La deuxième partie, « Divergence », se déroule entre 2003 et 2026 : elle décrit les relations entre les dirigeants des géants du numérique et la montée des revendications citoyennes face à leur hégémonie.
Friendscreen connaît un succès planétaire et s’installe dans la Silicon Valley. Cinq titans (les FESAM) s’affrontent alors pour la conquête de l’hégémonie numérique dans le monde occidental :
- Friendscreen, le réseau social (dirigé par Ian Ginsberg) ;
- Edwige, le vendeur à distance ;
- SmallSwift le fabricant de microprocesseurs ;
- Ananas, le fabricant d’appareils électroniques ;
- Myyriad, le moteur de recherche.
En 2019, Ian Ginsberg décide d’unifier en un seul réseau son réseau social, son application de partage de photos et son application de messagerie instantanée. À ce moment, des voix commencent à s’élever contre les volontés hégémoniques du patron de Friendscreen et en 2026, Ian Ginsberg est victime d’un grave attentat. Il survit et déclare comprendre les revendications de ses détracteurs ; il propose de rétribuer les utilisateurs qui permettent l’accès à leurs données personnelles, il gagne en popularité d’autant qu’il apparaît comme un rempart face à l’expansion de l’empire (numérique) du Milieu, la Chine.
La troisième partie de l’ouvrage, « Convergence », se déroule entre 2026 et 2064. Elle décrit les avancées technologiques majeures de Friendscreen qui entame son ascension vers l’hégémonie numérique.
Ian Ginsberg propose à Ananas (comprendre Apple) de fusionner leurs technologies, leurs données et leurs réseaux, tout en restant deux entités économiques distinctes afin de ne pas éveiller les soupçons de la justice américaine et de se conformer à la loi antitrust. Edwige (qui représente ici Amazon) rejoint rapidement cette alliance. La fusion des trois géants fait perdre de plus en plus de parts de marché à Smallswift (Microsoft donc). Les seuls concurrents sérieux de Friendscreen sont donc Myyriad, le célèbre moteur de recherche (comprendre Google), et la Chine dont le réseau demeure imperméable aux technologies américaines.

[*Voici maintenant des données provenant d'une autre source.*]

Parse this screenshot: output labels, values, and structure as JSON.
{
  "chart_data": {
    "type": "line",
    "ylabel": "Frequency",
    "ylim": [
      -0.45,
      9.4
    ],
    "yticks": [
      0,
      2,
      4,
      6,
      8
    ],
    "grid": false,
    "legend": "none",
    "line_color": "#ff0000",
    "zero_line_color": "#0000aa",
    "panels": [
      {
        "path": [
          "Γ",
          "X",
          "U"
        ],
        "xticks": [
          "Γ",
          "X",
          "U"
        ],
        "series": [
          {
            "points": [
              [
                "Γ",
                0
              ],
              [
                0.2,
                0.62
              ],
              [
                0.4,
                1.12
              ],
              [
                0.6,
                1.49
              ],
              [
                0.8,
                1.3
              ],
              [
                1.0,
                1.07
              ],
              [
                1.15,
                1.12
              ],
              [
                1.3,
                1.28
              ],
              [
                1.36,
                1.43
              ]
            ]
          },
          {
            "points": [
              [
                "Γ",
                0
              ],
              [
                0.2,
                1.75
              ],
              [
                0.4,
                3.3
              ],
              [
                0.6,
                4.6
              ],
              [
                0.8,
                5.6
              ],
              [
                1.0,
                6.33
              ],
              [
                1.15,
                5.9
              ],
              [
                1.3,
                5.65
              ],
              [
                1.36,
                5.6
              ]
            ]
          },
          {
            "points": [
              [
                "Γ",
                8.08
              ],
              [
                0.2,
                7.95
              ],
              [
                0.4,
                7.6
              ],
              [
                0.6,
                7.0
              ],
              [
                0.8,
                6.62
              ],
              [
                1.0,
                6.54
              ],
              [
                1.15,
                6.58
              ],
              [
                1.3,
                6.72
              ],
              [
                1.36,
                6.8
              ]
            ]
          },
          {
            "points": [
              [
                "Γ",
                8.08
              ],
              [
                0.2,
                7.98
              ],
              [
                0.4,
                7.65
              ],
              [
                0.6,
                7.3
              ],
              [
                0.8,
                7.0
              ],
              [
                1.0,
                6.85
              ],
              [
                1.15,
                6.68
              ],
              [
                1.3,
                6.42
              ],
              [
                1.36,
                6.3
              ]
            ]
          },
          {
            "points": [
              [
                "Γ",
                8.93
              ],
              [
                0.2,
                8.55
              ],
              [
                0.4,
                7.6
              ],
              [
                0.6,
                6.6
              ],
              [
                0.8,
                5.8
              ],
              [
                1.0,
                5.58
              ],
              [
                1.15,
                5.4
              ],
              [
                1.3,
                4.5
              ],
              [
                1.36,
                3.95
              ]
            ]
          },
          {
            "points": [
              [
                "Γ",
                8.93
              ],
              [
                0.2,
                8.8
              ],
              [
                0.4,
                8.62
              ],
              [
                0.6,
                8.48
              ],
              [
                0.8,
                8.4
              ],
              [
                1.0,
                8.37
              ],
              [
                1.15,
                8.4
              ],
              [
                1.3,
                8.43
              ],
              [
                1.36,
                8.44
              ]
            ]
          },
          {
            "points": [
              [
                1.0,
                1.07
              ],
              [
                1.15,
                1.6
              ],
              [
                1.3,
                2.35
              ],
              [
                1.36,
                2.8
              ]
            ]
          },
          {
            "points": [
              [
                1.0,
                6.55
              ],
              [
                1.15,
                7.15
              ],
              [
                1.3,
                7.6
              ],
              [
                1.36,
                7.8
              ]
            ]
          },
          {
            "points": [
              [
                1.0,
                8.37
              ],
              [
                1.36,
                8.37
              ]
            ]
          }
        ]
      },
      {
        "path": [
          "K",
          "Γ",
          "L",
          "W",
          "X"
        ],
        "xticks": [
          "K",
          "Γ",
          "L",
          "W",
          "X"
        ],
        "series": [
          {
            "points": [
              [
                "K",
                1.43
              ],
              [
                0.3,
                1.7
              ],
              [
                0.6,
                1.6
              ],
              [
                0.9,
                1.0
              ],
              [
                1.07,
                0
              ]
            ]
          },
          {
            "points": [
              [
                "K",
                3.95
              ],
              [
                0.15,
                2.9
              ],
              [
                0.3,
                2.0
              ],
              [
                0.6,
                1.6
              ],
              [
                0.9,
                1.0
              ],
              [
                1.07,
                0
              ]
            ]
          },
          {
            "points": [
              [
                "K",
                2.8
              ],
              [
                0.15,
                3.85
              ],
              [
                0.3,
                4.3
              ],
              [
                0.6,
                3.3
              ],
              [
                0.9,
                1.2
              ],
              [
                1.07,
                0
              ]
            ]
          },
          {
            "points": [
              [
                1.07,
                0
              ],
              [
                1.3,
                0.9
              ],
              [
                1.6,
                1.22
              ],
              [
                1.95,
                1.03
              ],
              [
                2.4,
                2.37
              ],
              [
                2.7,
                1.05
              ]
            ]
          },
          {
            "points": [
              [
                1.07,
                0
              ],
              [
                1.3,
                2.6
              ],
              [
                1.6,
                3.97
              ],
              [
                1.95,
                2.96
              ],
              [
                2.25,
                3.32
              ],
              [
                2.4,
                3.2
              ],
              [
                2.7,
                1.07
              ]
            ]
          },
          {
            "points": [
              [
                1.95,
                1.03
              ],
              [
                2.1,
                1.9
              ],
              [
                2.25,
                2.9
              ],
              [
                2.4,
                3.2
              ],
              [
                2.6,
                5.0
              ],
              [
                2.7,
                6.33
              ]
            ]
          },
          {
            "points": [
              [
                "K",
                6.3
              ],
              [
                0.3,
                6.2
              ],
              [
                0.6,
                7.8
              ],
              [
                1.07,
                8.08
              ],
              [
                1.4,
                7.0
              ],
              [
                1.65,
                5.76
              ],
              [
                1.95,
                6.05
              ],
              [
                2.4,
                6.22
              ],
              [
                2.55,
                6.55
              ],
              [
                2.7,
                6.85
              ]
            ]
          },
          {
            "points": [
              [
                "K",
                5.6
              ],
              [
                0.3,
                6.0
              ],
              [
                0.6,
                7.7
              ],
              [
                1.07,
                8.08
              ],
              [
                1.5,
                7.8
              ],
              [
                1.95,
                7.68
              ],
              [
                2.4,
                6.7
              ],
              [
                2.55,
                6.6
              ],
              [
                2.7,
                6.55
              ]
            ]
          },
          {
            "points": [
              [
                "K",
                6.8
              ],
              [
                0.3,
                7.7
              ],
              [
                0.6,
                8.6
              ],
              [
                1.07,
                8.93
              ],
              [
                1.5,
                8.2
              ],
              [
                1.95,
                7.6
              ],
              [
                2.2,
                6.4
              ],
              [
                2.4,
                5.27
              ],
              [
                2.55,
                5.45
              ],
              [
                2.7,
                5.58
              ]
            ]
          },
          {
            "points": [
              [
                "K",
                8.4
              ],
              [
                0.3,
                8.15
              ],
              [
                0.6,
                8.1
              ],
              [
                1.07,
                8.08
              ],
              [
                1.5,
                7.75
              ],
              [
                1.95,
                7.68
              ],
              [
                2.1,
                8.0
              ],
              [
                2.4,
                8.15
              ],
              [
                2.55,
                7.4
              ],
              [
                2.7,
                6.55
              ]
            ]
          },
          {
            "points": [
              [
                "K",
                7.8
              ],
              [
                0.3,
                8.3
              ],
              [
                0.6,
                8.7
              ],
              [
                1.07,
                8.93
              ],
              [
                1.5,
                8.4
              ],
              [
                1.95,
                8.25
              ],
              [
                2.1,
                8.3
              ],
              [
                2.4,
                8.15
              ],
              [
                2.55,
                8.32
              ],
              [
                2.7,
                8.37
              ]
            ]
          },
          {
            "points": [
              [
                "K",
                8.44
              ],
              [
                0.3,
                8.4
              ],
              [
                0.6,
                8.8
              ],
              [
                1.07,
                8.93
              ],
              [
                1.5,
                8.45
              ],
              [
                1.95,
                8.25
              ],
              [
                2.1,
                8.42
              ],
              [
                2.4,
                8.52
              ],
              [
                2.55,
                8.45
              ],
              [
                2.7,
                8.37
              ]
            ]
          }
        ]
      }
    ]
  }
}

En 2033, grâce à son réseau de satellites couvrant 95% de la planète, Ian Ginsberg relie tout le monde (à l’exception de la Chine) à Internet, gratuitement et de manière illimitée.
En 2040, Ian Ginsberg dévoile six innovations majeures parmi lesquelles : un service permettant de trouver l’âme sœur, le droit pour chacun de disposer d’un métavers personnel entièrement façonné à son image, la possibilité de choisir les caractéristiques génétiques de ses enfants et l’instauration d’un revenu universel.
La quatrième partie de l’ouvrage, « Coalescence », décrit une partie de l’année 2064, lorsque Ian Ginsberg décide d’unifier tous les métavers en un seul.
Myyriad, le célèbre moteur de recherche dont les prédictions concernant l’arrivée de la Singularité [1] ne se sont jamais réalisées, perd progressivement son influence. La Chine, à bout de souffle, demeure le seul rempart à l’unification du monde par les réseaux. En 2064, Ian Ginsberg décide d’unifier tous les métavers personnels en un seul : le « gigavers », qui s’ancre dans la réalité grâce à l’Internet des objets (tous les objets sont d’ailleurs systématiquement équipés d’une puce à partir de 2037). C’est au moment de cette unification que Ian Ginsberg est de nouveau victime d’un attentat. Ses jours étant comptés, il décide de télécharger son esprit dans le gigavers et de devenir omniscient.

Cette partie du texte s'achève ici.